I have to go with Jame.
IMTU, you rarely see the navy with small arms. Sure, there are a few laser rifle in the arms locker, and the occasional officer might have a revolver - perhaps with green bullets.
For Imperial troops, the standard long arms is the Gauss rifle per book 4 mercenary. When the battle dress gets put on, it's the big stuff.
Merchants are shotguns and SMGs. Both are weapons designed to compensate for poor training. SMGs have the advantage of not only being easy to shoot, but being very cheap. For military purposes, the SMG is pretty useless once assault rifles appear (around TL 5-6). Shotguns have sever range limitations.
Pistols are quite handy, concealable and useful if a deal goes bad and you can't carry a heavier weapon.
I don't agree about scouts and the snub pistol. The snub pistol is pretty useless at anything more than the length of a room. It's great for shooting across the parlor of a whorehouse, but anyone spending time on a primitive world, in the great outdoors, is going to find it totally worthless.
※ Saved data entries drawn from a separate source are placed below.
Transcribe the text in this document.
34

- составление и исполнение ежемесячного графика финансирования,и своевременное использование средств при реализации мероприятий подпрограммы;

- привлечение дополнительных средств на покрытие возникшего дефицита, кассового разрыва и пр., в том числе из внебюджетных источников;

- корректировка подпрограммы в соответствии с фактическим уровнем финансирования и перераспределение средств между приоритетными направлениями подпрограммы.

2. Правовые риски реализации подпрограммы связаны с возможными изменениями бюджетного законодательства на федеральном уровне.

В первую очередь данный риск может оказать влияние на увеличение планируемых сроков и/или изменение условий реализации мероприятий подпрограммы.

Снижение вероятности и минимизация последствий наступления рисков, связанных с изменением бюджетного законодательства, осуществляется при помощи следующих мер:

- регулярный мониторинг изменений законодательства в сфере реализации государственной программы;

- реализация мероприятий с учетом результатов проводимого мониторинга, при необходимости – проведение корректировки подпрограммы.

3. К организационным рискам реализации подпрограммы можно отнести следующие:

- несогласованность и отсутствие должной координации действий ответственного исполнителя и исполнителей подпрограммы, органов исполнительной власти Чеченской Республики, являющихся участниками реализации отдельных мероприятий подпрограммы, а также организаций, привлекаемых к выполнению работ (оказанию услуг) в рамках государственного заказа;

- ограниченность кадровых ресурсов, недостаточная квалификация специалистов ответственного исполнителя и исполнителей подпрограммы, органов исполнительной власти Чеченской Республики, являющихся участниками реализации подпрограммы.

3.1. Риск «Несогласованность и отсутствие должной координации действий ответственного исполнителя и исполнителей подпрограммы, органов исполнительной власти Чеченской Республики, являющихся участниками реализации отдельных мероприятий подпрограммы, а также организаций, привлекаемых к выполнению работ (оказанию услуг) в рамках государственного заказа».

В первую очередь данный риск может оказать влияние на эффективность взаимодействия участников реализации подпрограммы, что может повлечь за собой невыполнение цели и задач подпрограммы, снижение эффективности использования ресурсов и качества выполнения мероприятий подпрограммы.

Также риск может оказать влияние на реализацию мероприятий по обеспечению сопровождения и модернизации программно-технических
Naturally, the independant nature of the Scout service is going to mean scouts are going to carry whatever they feel like, but about the most useful small arms for a scout is probably going to be a medium bore, low tech rifle. Simnple, reliable and capable of dispatching a wide variety of game as well as overly agressive natives.
My vote would be something like a bolt action rifle with a composite stock. Serviceable down to very low TL, nearly indestructable and in a fairly substantial caliber (say 8mm). And something that will not be mistaken for a military weapon at anything over TL4 or so.
A further note about pistols.
I have noted that these are heavily favored in just about any RPG that has them, in preference to superior weapons. I assume this is due to the influenece of popular media where long arms are pretty rare. In my 20+ years of GMing, I have noticed that the players that pick long guns are their primiay weapon are usually either shooters or prior service.
Within the military services, handguns have a minimal role to play. Except in very specific situations, they are mostly just badges of rank, like swords or a swagger stick - and about as useful.
In the Army or Marine, the people who are going to have (official) side arms are going to be officers (sometimes) and MPs, or those strange SpecOps types that really don't count.